The three-quarter-sized guitars are becoming much more popularly used in recent years, due to fewer restrictions on baggage weight for passengers.


What is the difference between a full-size guitar and a 3/4 size?

A 3/4 sized guitar is really around 7/8 in size compared to a full-sized guitar. The point to remember here is that the names are just trying to simplify the different options. They don’t actually match the size of the guitars.

What are some of the benefits of a 3/4 sized guitar?
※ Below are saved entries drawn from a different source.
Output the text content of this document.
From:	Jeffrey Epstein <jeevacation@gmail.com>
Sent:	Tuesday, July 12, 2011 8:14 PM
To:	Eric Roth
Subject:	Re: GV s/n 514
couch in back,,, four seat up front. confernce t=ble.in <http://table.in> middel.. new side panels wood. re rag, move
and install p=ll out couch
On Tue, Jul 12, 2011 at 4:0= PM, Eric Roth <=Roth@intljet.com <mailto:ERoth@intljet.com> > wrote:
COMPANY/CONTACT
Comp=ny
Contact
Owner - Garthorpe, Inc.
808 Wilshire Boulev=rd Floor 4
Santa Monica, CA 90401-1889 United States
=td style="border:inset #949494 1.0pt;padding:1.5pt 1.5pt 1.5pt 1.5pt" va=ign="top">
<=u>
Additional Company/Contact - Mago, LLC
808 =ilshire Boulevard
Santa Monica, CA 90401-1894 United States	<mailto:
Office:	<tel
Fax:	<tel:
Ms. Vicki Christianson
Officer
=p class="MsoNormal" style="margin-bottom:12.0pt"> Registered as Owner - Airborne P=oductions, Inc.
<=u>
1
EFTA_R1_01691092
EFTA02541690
The advantage to a 3/4 guitar is usually that it’s easier for a younger or smaller person to play. The guitar being set up properly is important, since it will be easier to play. There is no correlation between price and setup.

What size guitar is best?

Generally, adults are comfortable with full size guitars (40” Concert size and 41” Dreadnought in acoustic guitars). If you are small in stature consider a 40” Concert size guitar or smaller. If your are very tall consider a 41” Dreadnought size guitar.

Are 3/4 guitars easier?

We got a 3/4 steel string guitar for my kids a few years ago. I think it is the perfect thing to learn. It is much easier to play…the strings are easier on the fingers and the frets are closer together. Even though it’s small, an adult can play it fine.